1967. Au moment de la Révolution Culturelle chinoise, les scientifiques sont très mal perçus par les autorités politiques et les Gardes Rouges. Ye Wenjie, jeune astrophysicienne assiste à l’humiliation et au lynchage de son père, célèbre scientifique.

En guise de « punition » et de rééducation elle est envoyée vers un site secret militaire, de Côte Rouge, et insérée au sein d’une équipe de recherche.

Ses connaissances servent à l’élaboration d’un nouveau système de télétransmission dirigé vers l’espace. En secret, elle envoie un message, sans certitude aucune d’être reçu par une quelconque intelligence extraterrestre.

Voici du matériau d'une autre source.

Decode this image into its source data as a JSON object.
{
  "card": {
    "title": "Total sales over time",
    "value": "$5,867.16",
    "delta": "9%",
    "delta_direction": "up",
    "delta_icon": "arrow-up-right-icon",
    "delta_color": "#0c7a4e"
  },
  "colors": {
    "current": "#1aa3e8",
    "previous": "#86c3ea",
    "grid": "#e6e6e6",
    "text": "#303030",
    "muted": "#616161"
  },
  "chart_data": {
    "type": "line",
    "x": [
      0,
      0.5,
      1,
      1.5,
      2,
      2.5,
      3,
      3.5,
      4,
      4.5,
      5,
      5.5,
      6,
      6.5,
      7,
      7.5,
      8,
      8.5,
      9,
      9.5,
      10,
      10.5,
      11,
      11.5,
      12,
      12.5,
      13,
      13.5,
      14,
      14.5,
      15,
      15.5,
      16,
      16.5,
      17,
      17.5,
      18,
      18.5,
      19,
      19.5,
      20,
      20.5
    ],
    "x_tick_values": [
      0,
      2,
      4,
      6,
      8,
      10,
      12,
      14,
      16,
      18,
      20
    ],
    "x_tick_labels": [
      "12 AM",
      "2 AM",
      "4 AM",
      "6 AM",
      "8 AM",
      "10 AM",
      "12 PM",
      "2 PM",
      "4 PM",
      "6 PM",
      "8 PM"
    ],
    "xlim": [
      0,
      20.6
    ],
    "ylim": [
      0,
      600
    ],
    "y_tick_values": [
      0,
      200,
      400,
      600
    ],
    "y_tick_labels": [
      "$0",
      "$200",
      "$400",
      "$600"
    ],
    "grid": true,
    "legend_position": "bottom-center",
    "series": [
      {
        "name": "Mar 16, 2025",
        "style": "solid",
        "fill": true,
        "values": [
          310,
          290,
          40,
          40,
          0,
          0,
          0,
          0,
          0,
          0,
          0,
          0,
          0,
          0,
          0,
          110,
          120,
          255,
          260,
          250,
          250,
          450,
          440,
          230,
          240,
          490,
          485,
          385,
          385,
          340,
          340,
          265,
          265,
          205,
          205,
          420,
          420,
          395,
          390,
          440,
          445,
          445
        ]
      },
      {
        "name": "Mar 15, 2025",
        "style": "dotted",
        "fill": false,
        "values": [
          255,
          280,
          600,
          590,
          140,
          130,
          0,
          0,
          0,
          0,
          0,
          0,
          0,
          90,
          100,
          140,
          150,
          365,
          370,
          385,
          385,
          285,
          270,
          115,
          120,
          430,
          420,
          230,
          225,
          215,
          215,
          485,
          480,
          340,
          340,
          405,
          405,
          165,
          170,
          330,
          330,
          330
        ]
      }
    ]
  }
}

Bien des années plus tard, la communauté scientifique mondiale est frappée par une vague de suicides inexpliquée. La Chine est frappée elle-même.

Wang Miao, chercheur réputé chinois en nanotechnologie, se trouve approché par un Commissaire de la République, Shi Quiang, personnage enjoué et retors. Il demande au chercheur de se rapprocher d’une section mystérieuse de scientifiques, afin de l’espionner pour son compte. Mais ce qu’ignore le Commissaire, c’est le phénomène étrange qui frappe Wang Miao : il est le seul a voir un étrange compte à rebours. S’agit d’hallucinations ?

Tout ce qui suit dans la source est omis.